Después de atestiguar este sorprendente suceso, los ayudantes
llevaron rápidamente a Juan Diego ante la presencia del obispo que estaba en
junta con gente importante de la ciudad. Por tercera vez, Juan Diego
relató
los acontecimientos que le habían ocurrido a él desde el 9 de diciembre. Juan
Diego procedió y dijo, " su excelencia, obedecí sus instrucciones. Muy
temprano esta
mañana, la
Señora Celestial me dijo que viniera a verle otra vez con la muestra que usted solicitó
y cuál ella había prometido darme. Ella me pidio que subiera a la cima de la colina
donde la había visto previamente, para escoger unas flores que crecían allí.
Sabía absolutamente bien que la cumbre de la colina no era ningún lugar para que
flores crezcan, especialmente en esta época del año, pero no dudé su
palabra. Cuando alcancé la cima, me asombré al verme rodeada
por tantas flores hermosas, todas brillando con las gotas del rocío. Recogí
tantas flores como pude cargar y se las llevé a ella. Ella las arregló con sus propias
manos y las puso nuevamente dentro de mi toldo para que se las trajera a usted. Aquí están." En
ese momento, soltó las puntas del toldo y dijo,
¡El cuarto se llenó de silencio! Los ojos del obispo
ensanchados mientras contemplaba el milagro exacta el cual él había
estado rogando previamente, ~ ¡por flores nativas de su España!

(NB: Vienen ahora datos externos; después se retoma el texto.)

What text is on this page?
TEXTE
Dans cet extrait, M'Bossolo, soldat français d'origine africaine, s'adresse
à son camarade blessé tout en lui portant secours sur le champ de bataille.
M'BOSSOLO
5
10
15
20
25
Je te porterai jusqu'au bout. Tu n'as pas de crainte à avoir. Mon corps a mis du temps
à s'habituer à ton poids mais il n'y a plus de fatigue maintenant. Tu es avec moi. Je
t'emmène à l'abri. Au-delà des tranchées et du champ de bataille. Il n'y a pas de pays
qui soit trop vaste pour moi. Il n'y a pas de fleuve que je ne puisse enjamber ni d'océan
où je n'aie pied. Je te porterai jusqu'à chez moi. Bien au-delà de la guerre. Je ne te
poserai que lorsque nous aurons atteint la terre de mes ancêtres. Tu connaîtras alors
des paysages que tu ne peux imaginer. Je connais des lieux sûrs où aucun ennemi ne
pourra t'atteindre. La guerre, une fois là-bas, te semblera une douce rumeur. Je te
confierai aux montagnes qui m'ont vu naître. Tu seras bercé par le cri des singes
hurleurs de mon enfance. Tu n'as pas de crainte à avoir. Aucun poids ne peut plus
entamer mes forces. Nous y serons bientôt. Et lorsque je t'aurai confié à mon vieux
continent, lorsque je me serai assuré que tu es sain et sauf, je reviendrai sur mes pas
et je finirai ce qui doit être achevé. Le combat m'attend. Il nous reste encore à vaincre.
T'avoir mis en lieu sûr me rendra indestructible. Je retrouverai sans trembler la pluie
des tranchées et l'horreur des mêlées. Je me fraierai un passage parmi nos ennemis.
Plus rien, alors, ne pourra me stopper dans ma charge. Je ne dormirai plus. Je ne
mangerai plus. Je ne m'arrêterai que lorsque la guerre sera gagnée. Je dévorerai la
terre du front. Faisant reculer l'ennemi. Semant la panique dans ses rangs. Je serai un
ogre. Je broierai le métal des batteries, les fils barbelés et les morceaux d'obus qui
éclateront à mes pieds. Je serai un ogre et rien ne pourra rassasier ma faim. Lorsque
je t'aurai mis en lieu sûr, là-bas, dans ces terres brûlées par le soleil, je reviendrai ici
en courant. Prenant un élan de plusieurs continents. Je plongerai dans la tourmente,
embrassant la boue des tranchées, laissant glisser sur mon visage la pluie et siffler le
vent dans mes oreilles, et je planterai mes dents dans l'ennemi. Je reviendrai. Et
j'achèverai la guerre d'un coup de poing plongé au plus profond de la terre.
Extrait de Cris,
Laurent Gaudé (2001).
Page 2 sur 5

¡Cada uno los ojos de los presentes estaba clavado en el toldo! ¡Estaban en asombro y sin habla!
Milagrósamente imprimida en
el capote estaba la imagen a tamaño natural de la ~ Señora Celestial ~ La
divina princesa ~ La Madre de Dios bañada en su gloriosa luz!
Cada uno
de los presentes en el
cuarto se arrodilló inmediátamente con reverencia. Después de reconocer el milagro
que acababa de ocurrir ante sus ojos, doblaron sus cabezas con extrema humility y
devoción.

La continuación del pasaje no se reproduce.